Schandls Argumentation basiert auf der Unterscheidung zwischen Kritisieren und Denunzieren: „Mit ersterem will man ins Gespräch kommen, mit letzterem nicht.“ Zum einen ist in diesem Zusammenhang der Begriff der Denunziation unangebracht. Er suggeriert eine institutionalisierte Gewalt, bei der jemand angeschwärzt wird um dann abgestraft zu werden. Die Verhältnisse in der deutschen wie auch in der österreichischen Linken werden damit, ebenso wie durch die Behauptung vom „vorgeschriebenen Antideutschtum“, umgedreht. Die nationale Linke mit ihrem Massenanhang und ihrem umfangreichen Publikationswesen scheint plötzlich einem übermächtigen radikalen Antinationalismus gegenüberzustehen und von ihm verfolgt zu werden — einem Antinationalismus, der in Wahrheit weitgehend marginalisiert ist und sich nur in wenigen Zeitschriften artikulieren kann. Zum anderen ist das, was Schandl mit Denunzieren vermutlich meint, nämlich radikale Kritik, die auch polemisch formuliert werden kann, notwendig. Gerade die Reaktionen auf scharfe, anfänglich vielleicht überzogen erscheinende Kritik an latentem Nationalismus, Rassismus und Antisemitismus zeigen oft erst die volle Berechtigung der Kritik. Gerade dieses Hervorholen tiefsitzender Ressentiments mittels Kritik, die bei ihrer Formulierung keine Rücksicht auf die Befindlichkeiten der Kritisierten nimmt, ist erforderlich, um sich keinen Illusionen über den Zustand der Gesellschaft und der Linken hinzugeben.
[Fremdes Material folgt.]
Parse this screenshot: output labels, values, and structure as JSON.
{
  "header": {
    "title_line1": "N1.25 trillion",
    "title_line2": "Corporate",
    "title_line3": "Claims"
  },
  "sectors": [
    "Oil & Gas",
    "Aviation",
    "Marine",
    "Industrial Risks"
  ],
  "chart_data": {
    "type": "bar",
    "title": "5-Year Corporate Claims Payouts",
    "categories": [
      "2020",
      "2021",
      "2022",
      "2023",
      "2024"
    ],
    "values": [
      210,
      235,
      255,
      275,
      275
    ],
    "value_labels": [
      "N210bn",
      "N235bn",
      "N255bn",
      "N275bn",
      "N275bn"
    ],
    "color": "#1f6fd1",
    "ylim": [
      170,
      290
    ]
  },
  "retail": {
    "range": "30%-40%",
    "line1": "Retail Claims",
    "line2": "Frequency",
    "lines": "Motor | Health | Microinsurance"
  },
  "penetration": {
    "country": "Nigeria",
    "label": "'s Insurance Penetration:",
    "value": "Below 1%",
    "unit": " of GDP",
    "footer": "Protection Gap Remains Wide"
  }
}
Eine Neu- oder Reformulierung linker Gesellschaftskritik und emanzipatorischer Praxis kann nur konsequent antinational sein. Die aus dem Fetischismus der bürgerlichen Produktionsweise resultierende negative Vergesellschaftung bringt die Notwendigkeit einer verdinglichten Darstellung der gesellschaftlichen Beziehungen hervor. Die Herrschaft der Wertverwertung erzwingt die Existenz der Nation als etwas scheinbar Allgemeines und Wahres. Die Äußerungen wertfetischistischer Subjekte über sich und die Gesellschaft sind nahezu zwangsläufig nationalistisch. Die einzige Antwort einer fundamentalen Wertkritik auf die „nationale Frage“ ist daher nicht das Schwadronieren über die angeblich fortschrittliche Rolle des Nationalismus in der Geschichte oder ein permanentes „sowohl als auch“ angesichts der heutigen nationalen Linken, sondern die praktische Kritik der Nation. Für die österreichische Linke geht es nicht darum, sich von der Parole „Nie wieder Deutschland“ abzugrenzen, sondern sie sich zu eigen zu machen; aber nicht dadurch, daß die Kritik an Deutschland zur Affirmation der österreichischen Nation verkommt, sondern dadurch, daß man hierzulande endlich einmal „Nie wieder Österreich“ auf die Tagesordnung setzt.